# North Florida Saw Mills



## Milo (Apr 24, 2009)

Well, I'm heading back to Florida, and am hoping some fellow LJ's can give me the heads up on North Florida saw mills where I can get rough cut lumber.

I remember that there is a really good supplier in Blountstown, but they are not a mill. I also found Big River Cypress & Hardwood just outside Blountstown. I'll be in Tallahassee.

Thanks!

Milo


----------



## HerbC (Jul 28, 2010)

Milo,

I can recommend Olen Barfield who runs a mobile sawmill service out of Graceville, FL. I'll send you a pm with his phone number.

Herb


----------



## WDHLT15 (Aug 15, 2011)

Yes, Olen is a fine sawyer.

If you come through Perry, GA on the way, holler at me. I have a sawmill and sell some lumber. I have red oak, white oak, black walnut, pecan, yellow poplar, sweetgum, etc. You can send me a personal message if you are interested.


----------



## Milo (Apr 24, 2009)

WDHLT15,

Heck, I have family in Perry! I might need some of the white oak and poplar soon. Are you right there as you come into town from Tallahassee on 27? You sell it rough cut?
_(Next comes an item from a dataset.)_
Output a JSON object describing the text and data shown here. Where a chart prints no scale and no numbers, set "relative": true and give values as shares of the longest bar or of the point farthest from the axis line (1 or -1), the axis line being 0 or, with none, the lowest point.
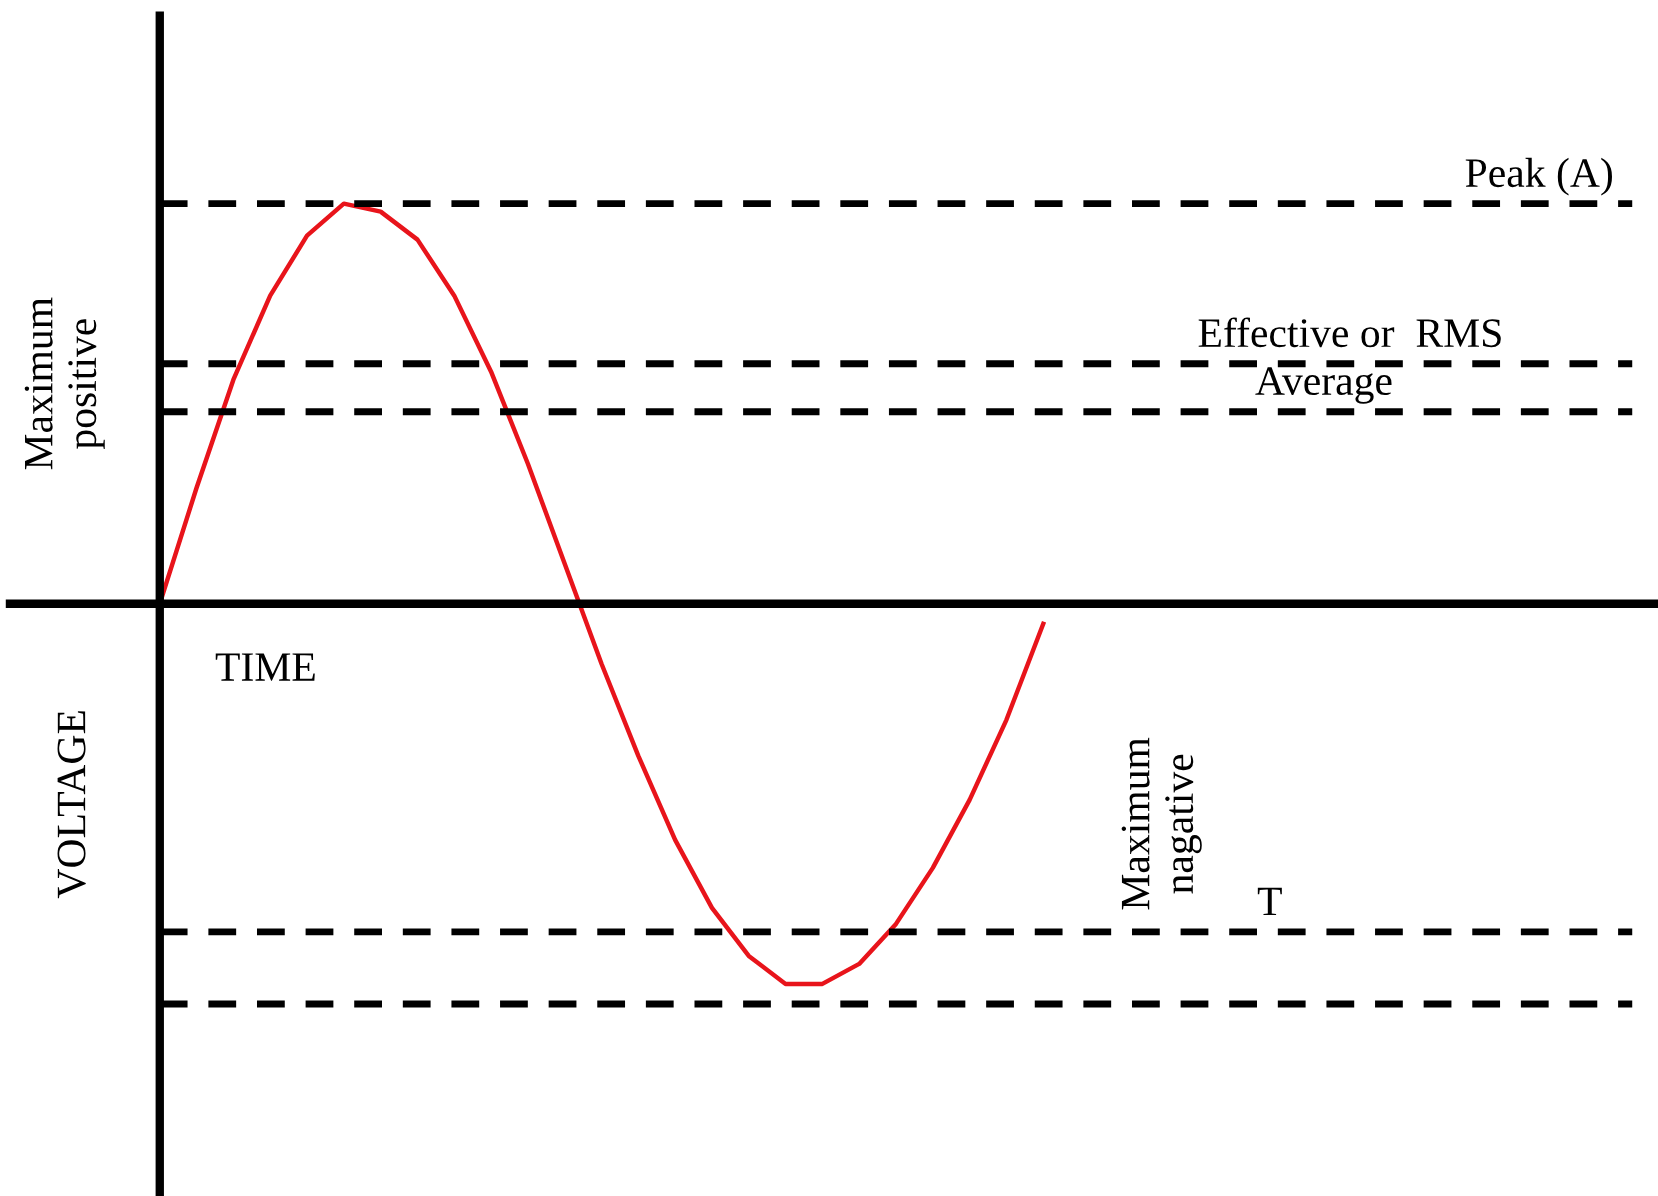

HerbC, Thank you! I think I see your PM above.


----------



## Bonka (Apr 13, 2012)

Hood Distibution
3160 W. 45th St
Jacksonville, FL 32208
904-783-0170

They are not a sawmill but have a huge warehouse full of lumber from 4/4 on up. They will sell one board @ a time or 100's BF.
I use them and they have good poducts.


----------



## WDHLT15 (Aug 15, 2011)

Milo,

I am in Perry, Georgia just off I-75, not Perry, Florida!


----------



## TheRusticMan (Dec 13, 2015)

WDHLT: I am in need of some hickory and or black walnut. I am in South Georgia. Do you still mill and sell lumber.


----------



## WDHLT15 (Aug 15, 2011)

I have some black walnut, but no hickory. Will have some pecan (which is a hickory) in a couple of months.


----------



## derrickparks57 (Apr 11, 2013)

The supplier in Blountstown only sells by the semi truckload now they no longer sell in smaller quantities. I'm in Panama City, and have a hard time finding places to get lumber nowadays.


----------



## TheRusticMan (Dec 13, 2015)

Danny, Thanks for getting back to me. I am new to the forum so I am unable to send PM's yet, can you send me one with your contact info. I wanted to get some pricing on some 6/4 Black Walnut boards I need enough for a 55"x38" table top.


----------



## WDHLT15 (Aug 15, 2011)

Rusticman,

Sorry, I am out of 6/4 walnut.


----------